Canvassing for Opinion - aka "Blairs Brain on Cannabis"

IMHO prohibition sentiment requires inherent addiction to status quo, an incapacity to visualise beyond the here and now and a desperate desire to know others might feel the same... Reform is not revolutionary, rather it is evolutionary. Having survived banging your head against a brick wall the evolutionist relishes having stopped. / Blair

Sunday, July 31, 2005

Afghani 'drug nexus'

Afghani 'drug nexus'
(published in Pakistan online July 31 2005 in response to article see extract, quoted below)

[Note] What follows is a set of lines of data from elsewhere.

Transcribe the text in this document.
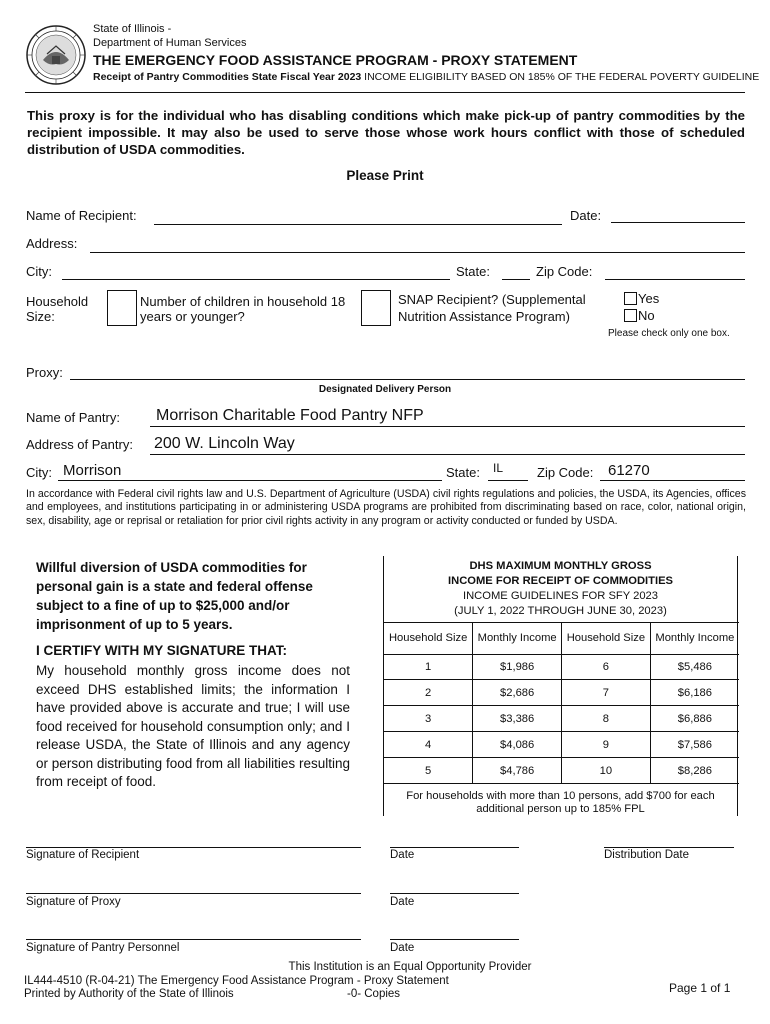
State of Illinois -
Department of Human Services
THE EMERGENCY FOOD ASSISTANCE PROGRAM - PROXY STATEMENT
Receipt of Pantry Commodities State Fiscal Year 2023 INCOME ELIGIBILITY BASED ON 185% OF THE FEDERAL POVERTY GUIDELINE
This proxy is for the individual who has disabling conditions which make pick-up of pantry commodities by the recipient impossible. It may also be used to serve those whose work hours conflict with those of scheduled distribution of USDA commodities.
Please Print
Name of Recipient:	Date:
Address:
City:	State:	Zip Code:
Household Size:
Number of children in household 18 years or younger?
SNAP Recipient? (Supplemental Nutrition Assistance Program)
Yes
No
Please check only one box.
Proxy:
Designated Delivery Person
Name of Pantry: Morrison Charitable Food Pantry NFP
Address of Pantry: 200 W. Lincoln Way
City: Morrison	State: IL	Zip Code: 61270
In accordance with Federal civil rights law and U.S. Department of Agriculture (USDA) civil rights regulations and policies, the USDA, its Agencies, offices and employees, and institutions participating in or administering USDA programs are prohibited from discriminating based on race, color, national origin, sex, disability, age or reprisal or retaliation for prior civil rights activity in any program or activity conducted or funded by USDA.
Willful diversion of USDA commodities for personal gain is a state and federal offense subject to a fine of up to $25,000 and/or imprisonment of up to 5 years.
I CERTIFY WITH MY SIGNATURE THAT:
My household monthly gross income does not exceed DHS established limits; the information I have provided above is accurate and true; I will use food received for household consumption only; and I release USDA, the State of Illinois and any agency or person distributing food from all liabilities resulting from receipt of food.
DHS MAXIMUM MONTHLY GROSS
INCOME FOR RECEIPT OF COMMODITIES
INCOME GUIDELINES FOR SFY 2023
(JULY 1, 2022 THROUGH JUNE 30, 2023)
Household Size	Monthly Income	Household Size	Monthly Income
1	$1,986	6	$5,486
2	$2,686	7	$6,186
3	$3,386	8	$6,886
4	$4,086	9	$7,586
5	$4,786	10	$8,286
For households with more than 10 persons, add $700 for each additional person up to 185% FPL
Signature of Recipient	Date	Distribution Date
Signature of Proxy	Date
Signature of Pantry Personnel	Date
This Institution is an Equal Opportunity Provider
IL444-4510 (R-04-21) The Emergency Food Assistance Program - Proxy Statement
Printed by Authority of the State of Illinois	-0- Copies	Page 1 of 1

The nexus in the matrix of dysfunction created by illegal 'drugs' is the breakdown of rule of law. Even if all the efficient production of Afghani opium was directed towards ameliorative pain relief to the millions who need it worldwide it would still only meet 60% of known demand.
The persistent threat to peace and stability is the United Nations Single Convention on Narcotics and its banal enforcement that counterproductively turns a useful and needed agricultural commodity into conflict chemicals that destabilize economies and fund terror on both a local and international scale.
Good folk in South East Asia, Pacific, South America, Balkans, Middle East.. and former Soviet states suffer the same ignominy of a largely US enforced moral paradigm that is so flawed it should be a war crime to defend drug prohibition.
There is no efficacy in continuing the insanity.

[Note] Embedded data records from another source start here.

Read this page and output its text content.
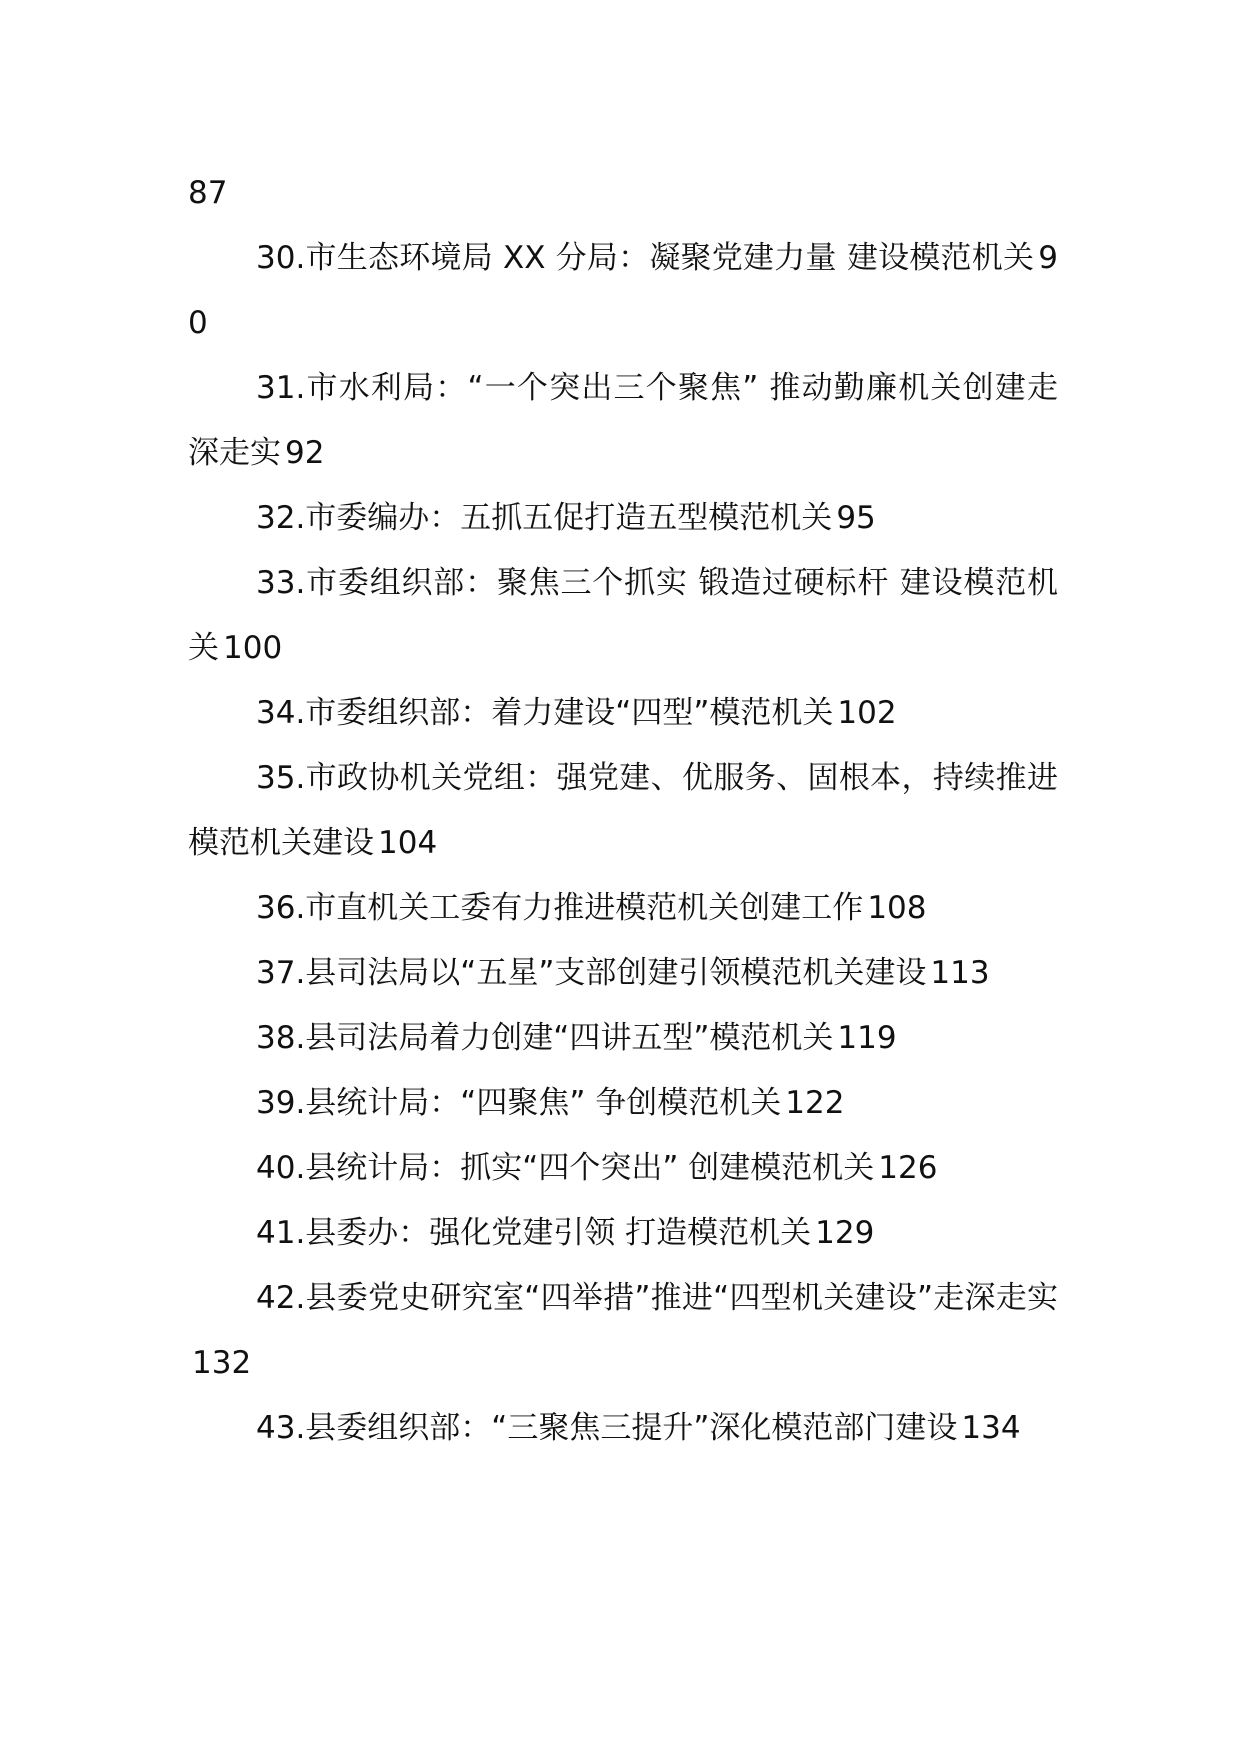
87

30.市生态环境局 XX 分局：凝聚党建力量 建设模范机关 90

31.市水利局：“一个突出三个聚焦” 推动勤廉机关创建走深走实 92

32.市委编办：五抓五促打造五型模范机关 95

33.市委组织部：聚焦三个抓实 锻造过硬标杆 建设模范机关 100

34.市委组织部：着力建设“四型”模范机关 102

35.市政协机关党组：强党建、优服务、固根本，持续推进模范机关建设 104

36.市直机关工委有力推进模范机关创建工作 108

37.县司法局以“五星”支部创建引领模范机关建设 113

38.县司法局着力创建“四讲五型”模范机关 119

39.县统计局：“四聚焦” 争创模范机关 122

40.县统计局：抓实“四个突出” 创建模范机关 126

41.县委办：强化党建引领 打造模范机关 129

42.县委党史研究室“四举措”推进“四型机关建设”走深走实132

43.县委组织部：“三聚焦三提升”深化模范部门建设 134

Drug Policy and all that it represents should be a focus of the global community's United Nations review.

Until this core humanitarian issue is fixed we are, each and everyone of us, just pissing into the wind.

We are victims of what we condemn our neighbors to do to ourselves.

Blair Anderson
[extract from PakTribune - Problems and solutions in Afghanistan]
The United Nations Office on Drugs and Crime (UNODC) in their 2004 survey has revealed that in 2004, agricultural land acreage in Afghanistan turned over to opium poppy cultivation increased by 64 percent, and the number of persons involved in producing opium increased by 10 percent compared with 2003. These are terrible statistics. They also indicate that drug lords have been more successful than the Afghan government in gaining the support of the Afghan farmers. The same UNODC survey estimates that the value of the narcotics industry in Afghanistan is equivalent 60 percent of Afghanistan's 2003 GDP.

There has been a direct consequence within Afghanistan to this situation. Warlords and drug traffickers are again rapidly increasing their economic, military and political presence in that country. This is natural, given the fact that they are providing money-earning opportunities to farmers and also tertiary employment opportunities through the hiring of armed militias to protect this illicit trade. Drug money is also assisting indirectly and financing the renovation of houses and shops as well as the construction of many new buildings in Afghan cities. This in turn is creating employment opportunities in urban areas.

The second threat to peace and stability has emerged from the continuous fight against 'insurgents,' such as the Taliban and the Al-Qaeda activists. Such combat inevitably involves local residents, destruction and humiliation of local communities. This creates hatred for the coalition and the government forces among the local people.